BOIKO-WEYRAUCH: Mr. Karachi gets Betty's family to agree to the marriage. Two black and white cows trot into the gathering. Joseph's delegation has agreed to give Betty's family the cows as a dowry, worth 4,000 U.S. dollars.

Unidentified Man: (Singing in foreign language)

BOIKO-WEYRAUCH: Accompanied by traditional wedding singers and swaying Rwandan dancers, Betty flows out the house, dressed in multi-layered chiffon fabric.

(Soundbite of music)

Unidentified Group: (Singing in foreign language)

Unidentified Man: (Singing in foreign language)

Unidentified Group: (Singing in foreign language)

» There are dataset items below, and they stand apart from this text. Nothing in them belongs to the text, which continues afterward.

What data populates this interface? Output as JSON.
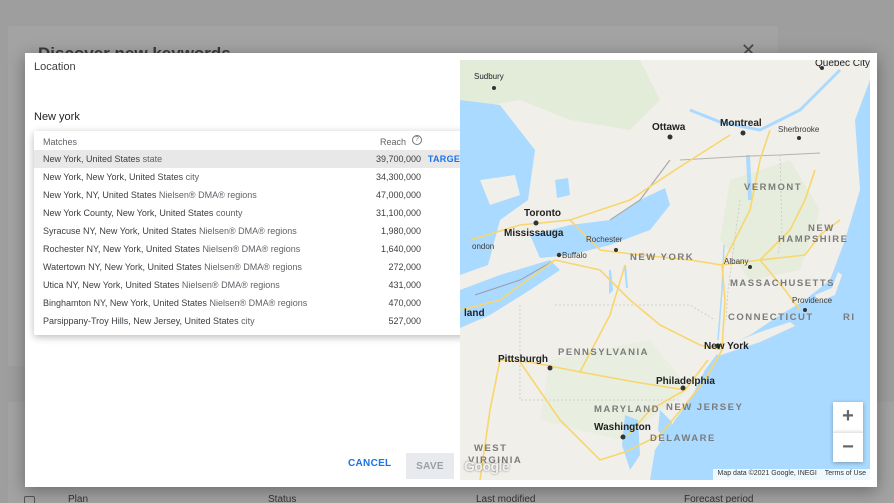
{
  "background": {
    "dialog_title": "Discover new keywords",
    "close_icon": "close-icon",
    "table_columns": [
      "Plan",
      "Status",
      "Last modified",
      "Forecast period"
    ]
  },
  "location": {
    "label": "Location",
    "input_value": "New york"
  },
  "dropdown": {
    "header_matches": "Matches",
    "header_reach": "Reach",
    "help_icon": "?",
    "target_label": "TARGET",
    "rows": [
      {
        "name": "New York, United States",
        "type": "state",
        "reach": "39,700,000"
      },
      {
        "name": "New York, New York, United States",
        "type": "city",
        "reach": "34,300,000"
      },
      {
        "name": "New York, NY, United States",
        "type": "Nielsen® DMA® regions",
        "reach": "47,000,000"
      },
      {
        "name": "New York County, New York, United States",
        "type": "county",
        "reach": "31,100,000"
      },
      {
        "name": "Syracuse NY, New York, United States",
        "type": "Nielsen® DMA® regions",
        "reach": "1,980,000"
      },
      {
        "name": "Rochester NY, New York, United States",
        "type": "Nielsen® DMA® regions",
        "reach": "1,640,000"
      },
      {
        "name": "Watertown NY, New York, United States",
        "type": "Nielsen® DMA® regions",
        "reach": "272,000"
      },
      {
        "name": "Utica NY, New York, United States",
        "type": "Nielsen® DMA® regions",
        "reach": "431,000"
      },
      {
        "name": "Binghamton NY, New York, United States",
        "type": "Nielsen® DMA® regions",
        "reach": "470,000"
      },
      {
        "name": "Parsippany-Troy Hills, New Jersey, United States",
        "type": "city",
        "reach": "527,000"
      }
    ]
  },
  "actions": {
    "cancel": "CANCEL",
    "save": "SAVE"
  },
  "map": {
    "labels": {
      "quebec": "Québec City",
      "sudbury": "Sudbury",
      "ottawa": "Ottawa",
      "montreal": "Montreal",
      "sherbrooke": "Sherbrooke",
      "vermont": "VERMONT",
      "toronto": "Toronto",
      "mississauga": "Mississauga",
      "rochester": "Rochester",
      "buffalo": "Buffalo",
      "london": "ondon",
      "new_york_state": "NEW YORK",
      "albany": "Albany",
      "new_hampshire_1": "NEW",
      "new_hampshire_2": "HAMPSHIRE",
      "massachusetts": "MASSACHUSETTS",
      "providence": "Providence",
      "connecticut": "CONNECTICUT",
      "ri": "RI",
      "land": "land",
      "pittsburgh": "Pittsburgh",
      "pennsylvania": "PENNSYLVANIA",
      "new_york_city": "New York",
      "philadelphia": "Philadelphia",
      "maryland": "MARYLAND",
      "new_jersey": "NEW JERSEY",
      "washington": "Washington",
      "delaware": "DELAWARE",
      "west_virginia_1": "WEST",
      "west_virginia_2": "VIRGINIA"
    },
    "zoom_in": "+",
    "zoom_out": "−",
    "logo": "Google",
    "attribution": "Map data ©2021 Google, INEGI",
    "terms": "Terms of Use"
  }
}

BOIKO-WEYRAUCH: The negotiations were a success, but nowadays, no one is really turned away if they negotiate poorly. The couple would marry no matter what. Still, Mr. Karachi takes his role very seriously. He's eager to see young people get married, including myself.

Mr. KARACHI: (unintelligible) girls and boys. Now I've seen you. Can I do my role? Can I play my role?

(Soundbite of laughter)

BOIKO-WEYRAUCH: But when I do marry, I know Mr. Karachi will be on my side. For NPR News, I'm Anna Boiko-Weyrauch.